Monday 19 March 2012

Matt's Big Oscar Challenge Day 160: Up, Up and Away

Another day, another war film however at least this one takes things from the soldiers on foot to those up in the air as we join the men looking to go Twelve o'clock High. Henry King's film centres on the 918th Heavy Bombardment Group known as a 'hard luck group' to most as they often suffer fatalities and very few missions see all the men from this squadron return back safely. A lot of the blame for this can be centred on their commander Keith Davenport who is too personal with his team and has driven himself crazy with worry so those in charge believe that he needs to be replaced. They eventually decide that his replacement should be his friend Frank Savage a more level-headed gent who has been working a desk job up to this point in the war. Savage initially alienates most of the company as he chastises them for not carrying out proper security checks, wearing the wrong uniform and generally having a bad attitude. Just before most of the company are about to ask for transfers he is advised by Major Stovall, played by Dean Jagger who won a Best Supporting Actor award for his role, to try and draft in a young pilot and he does this by bringing in Jesse Bishop.

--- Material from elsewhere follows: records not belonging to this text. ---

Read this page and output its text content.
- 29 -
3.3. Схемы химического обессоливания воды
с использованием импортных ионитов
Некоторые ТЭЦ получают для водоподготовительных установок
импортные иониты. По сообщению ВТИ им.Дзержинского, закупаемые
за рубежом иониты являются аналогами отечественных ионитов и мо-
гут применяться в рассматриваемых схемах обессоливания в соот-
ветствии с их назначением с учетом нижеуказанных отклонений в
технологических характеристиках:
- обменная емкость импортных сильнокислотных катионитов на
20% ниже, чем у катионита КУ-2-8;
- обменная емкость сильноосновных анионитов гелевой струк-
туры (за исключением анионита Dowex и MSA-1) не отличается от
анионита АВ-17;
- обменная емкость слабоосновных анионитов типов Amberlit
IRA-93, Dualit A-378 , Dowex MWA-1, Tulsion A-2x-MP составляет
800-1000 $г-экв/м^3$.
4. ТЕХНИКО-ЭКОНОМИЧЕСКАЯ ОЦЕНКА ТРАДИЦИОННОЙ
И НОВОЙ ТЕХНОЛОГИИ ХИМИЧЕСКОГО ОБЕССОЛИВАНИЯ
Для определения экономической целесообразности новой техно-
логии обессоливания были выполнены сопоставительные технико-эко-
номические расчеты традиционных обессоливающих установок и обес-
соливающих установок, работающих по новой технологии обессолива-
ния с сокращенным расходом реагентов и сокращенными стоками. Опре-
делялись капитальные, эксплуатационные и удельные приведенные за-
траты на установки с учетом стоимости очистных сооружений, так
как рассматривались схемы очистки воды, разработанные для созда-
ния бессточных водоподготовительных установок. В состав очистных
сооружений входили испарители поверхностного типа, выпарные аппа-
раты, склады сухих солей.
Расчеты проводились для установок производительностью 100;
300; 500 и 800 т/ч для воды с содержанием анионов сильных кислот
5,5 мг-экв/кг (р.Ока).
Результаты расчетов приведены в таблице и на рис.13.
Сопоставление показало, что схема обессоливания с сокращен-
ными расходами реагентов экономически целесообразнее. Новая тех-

Soon the group warm to Savage but like Davenport he starts to go a bit bonkers as the war begins to be fought more and more in the air and it is the task of those around him to try and keep him sane.

For a film set during the war and about flying squads, 12 o'clock High doesn't half feature a lot of men talking in rooms so much so that if it was made today you would've thought Aaron Sorkin had written in it. Of course all the procedural dialogue is important in order for the audience to know how and why the powers-that-be have chosen Savage as a replacement for Davenport but it drags down the first half an hour or so of the film. The film really starts getting going when Gregory Peck takes the helm and his performance as the initially by-the-book Savage is the greatest strength of Twelve o'clock High. He is ably assisted by Dean Jagger who gives a great performance as the former lawyer Stovall who becomes Savage's greatest ally and indeed is the person who is featured first and last in this film while I'm not sure if this was an Oscar-worthy role it is certainly a memorable one in terms of the film's ensemble cast. The most spectacular scenes are those when we are allowed up in the air with the squadron as they try and take down the superior Luftwaffe. This is also a very patriotic film as we see a German radio station mocking the bad luck squadron and the film ends with a celebration of everything these men fought for only several years prior. So an uneven film which really gets going once Peck emerges as the star and we are able to enjoy some spectacular aerial sequences but one that perhaps relies too much on patriotic feelings to get its point across.